That means that, tax incentive or no, insuring a broad cross section of mostly healthy people as a group is always going to be cheaper than insuring them individually. And the more healthy people can be incentivized to sign up, the cheaper it becomes for all participants, which gives whoever is making decisions on behalf of the group an incentive to encourage as much of their potential pool to participate as they can. The taxes reinforce this system, but it would still be self-perpetuating without them.


> The taxes reinforce this system, but it would still be self-perpetuating without them.

Prove it. You are making the positive claim. You have the burden of proof.


"Compared to these, the effects you described are negligible" is also a positive claim, and I did at least as much work sketching out why I believe my claim as you did sketching out why you believe yours.


My claim is not positive. My claim is that employer provided insurance is unlikely without government involvement. That is a negative claim.

Your claim is the opposite. You can prove it by showing that employer provided insurance started growing before the given government involvement.

I doubt that evidence exists.


I don't dispute that the current status quo emerged as a direct result of government intervention.

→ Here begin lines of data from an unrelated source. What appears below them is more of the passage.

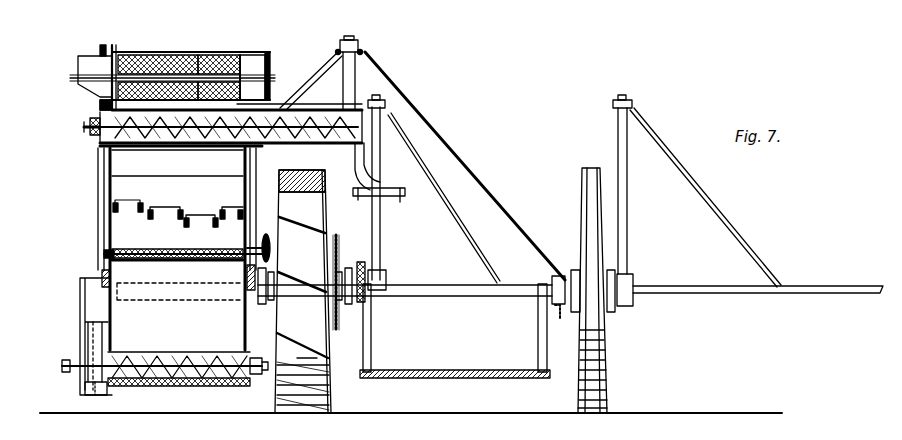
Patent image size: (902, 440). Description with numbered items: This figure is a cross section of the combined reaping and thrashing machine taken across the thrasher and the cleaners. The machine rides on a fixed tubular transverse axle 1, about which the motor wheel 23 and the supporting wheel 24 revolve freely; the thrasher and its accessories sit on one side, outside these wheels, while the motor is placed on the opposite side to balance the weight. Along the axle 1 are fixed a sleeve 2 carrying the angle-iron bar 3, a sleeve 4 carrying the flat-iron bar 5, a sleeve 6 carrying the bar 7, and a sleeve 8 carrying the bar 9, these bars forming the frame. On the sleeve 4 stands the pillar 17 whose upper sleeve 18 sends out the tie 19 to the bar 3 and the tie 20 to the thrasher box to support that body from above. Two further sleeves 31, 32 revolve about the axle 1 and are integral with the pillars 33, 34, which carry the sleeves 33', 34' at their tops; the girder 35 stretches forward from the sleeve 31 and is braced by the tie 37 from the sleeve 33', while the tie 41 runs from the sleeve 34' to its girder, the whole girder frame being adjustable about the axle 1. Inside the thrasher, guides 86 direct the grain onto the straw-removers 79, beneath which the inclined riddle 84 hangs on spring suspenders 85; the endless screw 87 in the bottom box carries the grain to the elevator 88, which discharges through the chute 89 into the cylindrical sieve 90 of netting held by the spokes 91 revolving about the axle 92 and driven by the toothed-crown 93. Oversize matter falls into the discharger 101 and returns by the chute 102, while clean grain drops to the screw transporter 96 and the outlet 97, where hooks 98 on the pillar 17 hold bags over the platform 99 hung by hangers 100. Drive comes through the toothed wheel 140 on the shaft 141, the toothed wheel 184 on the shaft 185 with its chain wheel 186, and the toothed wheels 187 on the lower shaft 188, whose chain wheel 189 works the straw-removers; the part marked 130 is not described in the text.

The fixed transverse axle 1 is at (470, 290).
The sleeve 2 is at (552, 274).
The bar of angle-iron 3 is at (560, 314).
The sleeve 4 is at (349, 305).
The bar of flat-iron 5 is at (362, 264).
The sleeve 6 is at (256, 306).
The bar 7 is at (246, 278).
The sleeve 8 is at (119, 302).
The bar 9 is at (102, 275).
The pillar 17 is at (358, 46).
The sleeve 18 is at (362, 53).
The tie 19 is at (437, 132).
The tie 20 is at (316, 78).
The motor wheel 23 is at (303, 291).
The supporting wheel 24 is at (606, 336).
The sleeve 31 is at (634, 282).
The sleeve 32 is at (386, 280).
The pillar 33 is at (638, 191).
The sleeve 33' is at (606, 105).
The pillar 34 is at (394, 193).
The sleeve 34' is at (407, 93).
The girder 35 is at (753, 294).
The tie 37 is at (676, 152).
The tie 41 is at (458, 232).
The straw-removers 79 is at (196, 214).
The inclined riddle 84 is at (168, 260).
The spring suspenders 85 is at (98, 185).
The guides 86 is at (112, 163).
The endless screw 87 is at (176, 383).
The elevator 88 is at (94, 395).
The chute 89 is at (78, 65).
The cylindrical sieve 90 is at (186, 56).
The spokes 91 is at (252, 58).
The axle 92 is at (208, 57).
The toothed-crown 93 is at (106, 53).
The endless screw transporter 96 is at (298, 113).
The outlet 97 is at (359, 164).
The hooks 98 is at (386, 186).
The platform 99 is at (466, 379).
The hangers 100 is at (372, 345).
The discharger 101 is at (272, 66).
The chute 102 is at (240, 58).
The drive chain 130 is at (336, 332).
The toothed wheel 140 is at (270, 246).
The shaft 141 is at (260, 240).
The toothed wheel 184 is at (88, 130).
The shaft 185 is at (90, 124).
The chain wheel 186 is at (100, 104).
The toothed wheels 187 is at (85, 350).
The lower shaft 188 is at (128, 386).
The chain wheel 189 is at (258, 375).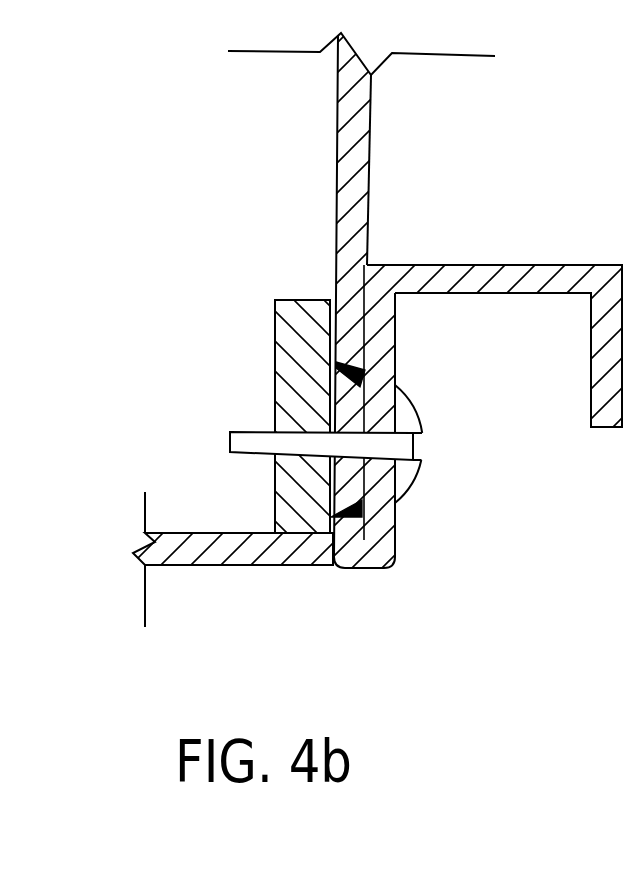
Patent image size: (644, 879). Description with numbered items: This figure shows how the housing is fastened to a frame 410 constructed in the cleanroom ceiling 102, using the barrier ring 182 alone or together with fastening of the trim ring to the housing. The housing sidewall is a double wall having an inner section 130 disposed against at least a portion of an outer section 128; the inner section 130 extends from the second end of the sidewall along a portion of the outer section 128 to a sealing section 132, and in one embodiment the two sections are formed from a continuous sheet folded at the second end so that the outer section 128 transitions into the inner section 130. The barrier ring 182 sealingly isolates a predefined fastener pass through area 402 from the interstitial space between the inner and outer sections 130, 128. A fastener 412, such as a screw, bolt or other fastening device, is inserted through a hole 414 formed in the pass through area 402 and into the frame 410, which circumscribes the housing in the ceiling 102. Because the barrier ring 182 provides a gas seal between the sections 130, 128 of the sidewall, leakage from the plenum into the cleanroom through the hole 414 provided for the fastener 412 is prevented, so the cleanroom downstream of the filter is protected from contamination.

Again, I agree with you that it can be traced back to WWII era wage controls.

My claim is that, once established, the resulting equilibrium is economically stable. Your claim, as I understand it, is that it's not.

Given that the price controls that we agree created the current status quo were replaced by significantly less coercive tax incentives decades ago and to the best of my knowledge the industry hasn't attempted to realign away from employer-provided insurance since then, I don't see a reason to privilege your hypothesis over mine.